Binalara ne demeli? Her birinin merdiven boşluğu nasıl kokar bilirim. Tam şimdi güldüm kendime, Yılmaz Erdoğan gibi mi yazıyorum ne? Ama böyle, yapacak bir şey yok.
Çocukluğum, gençliğim bu sokaklarda geçti benim. Her birini dolaştım tek tek. Belki şehir gezmeyi bu sokaklarda sevdim. Her gün geçtiğim sokaklarda binaların detaylarını incelemeyi bu sokaklarda adet edindim belki de kim bilir. Kaldırım taşlarının, elektrik direklerinin uzmanı oldum. Belediyenin beş yıl sonra istimlak ettiği yerlere, ta o zaman hüküm vermiştim; ancak yıkım kurtarır bu sokağı, demiştim.
İnsanları tanıdım bu sokaklarda, yağmurlu, karlı ve güneşli günleri tecrübe ettim defalarca. Uzun uzun düşünmeyi, sıkılmadan düşünmeyi ve hayal kurmayı da bu sokaklarda öğrendim sanırım.

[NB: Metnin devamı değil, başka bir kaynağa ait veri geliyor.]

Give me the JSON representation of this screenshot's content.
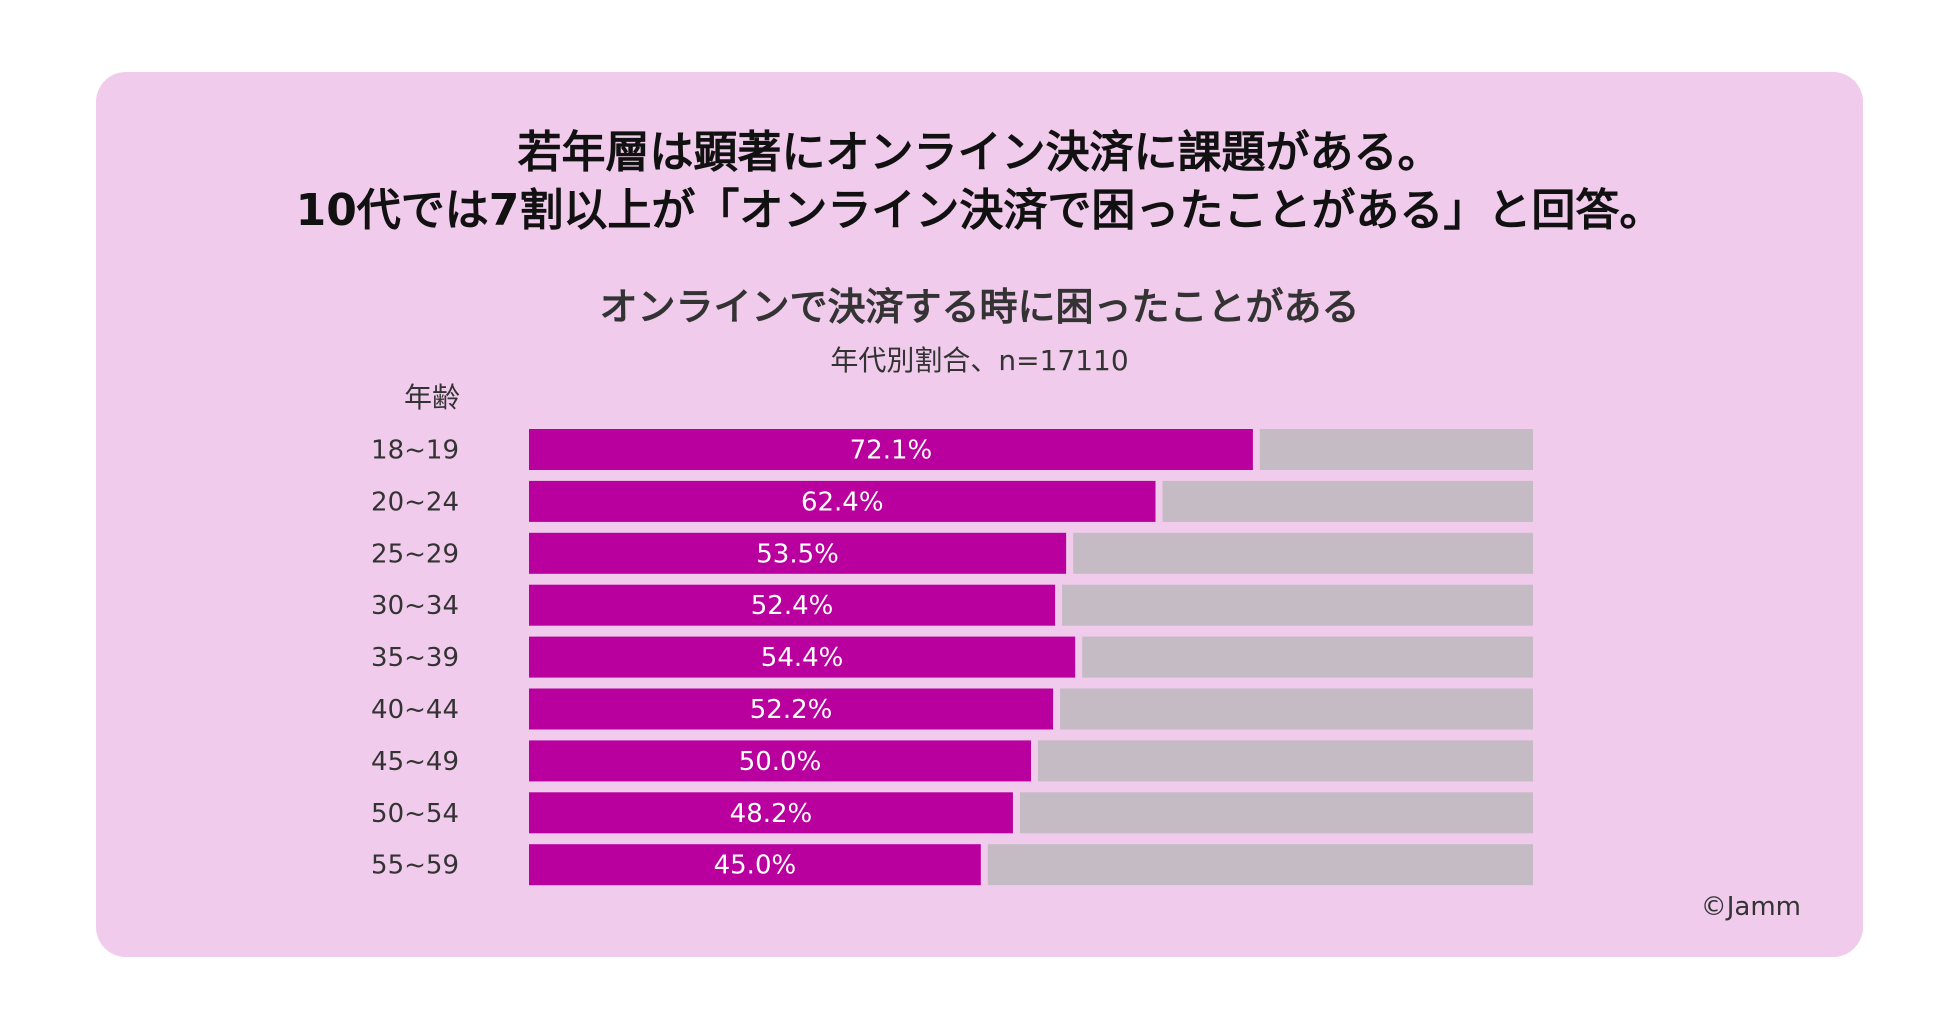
{
  "headline": {
    "line1": "若年層は顕著にオンライン決済に課題がある。",
    "line2": "10代では7割以上が「オンライン決済で困ったことがある」と回答。"
  },
  "footer": {
    "copyright": "©Jamm"
  },
  "colors": {
    "background_card": "#f0cbeb",
    "bar_fill": "#b9009f",
    "bar_remainder": "#c5bbc4",
    "value_label": "#ffffff",
    "text": "#333333"
  },
  "chart_data": {
    "type": "bar",
    "orientation": "horizontal",
    "stacked_percent": true,
    "title": "オンラインで決済する時に困ったことがある",
    "subtitle": "年代別割合、n=17110",
    "ylabel": "年齢",
    "xlim": [
      0,
      100
    ],
    "categories": [
      "18~19",
      "20~24",
      "25~29",
      "30~34",
      "35~39",
      "40~44",
      "45~49",
      "50~54",
      "55~59"
    ],
    "values": [
      72.1,
      62.4,
      53.5,
      52.4,
      54.4,
      52.2,
      50.0,
      48.2,
      45.0
    ],
    "value_labels": [
      "72.1%",
      "62.4%",
      "53.5%",
      "52.4%",
      "54.4%",
      "52.2%",
      "50.0%",
      "48.2%",
      "45.0%"
    ]
  }
}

Işıklardan karşıya geçtim. Kimsenin umrunda olmasa da, yolun karşısı Fulya'dır ve benim uzmanlık alanımda değildir. Buradan itibaren değişmeye başladı duygu durumum ve kapıyı içeriden kapatınca kalmadı buruk Mecidiyeköy anılarından geriye hiç bir şey.
Kusura bakma, bu kadar işte, vurucu bir sonu yok bu yazının. Hepsi bu kadar.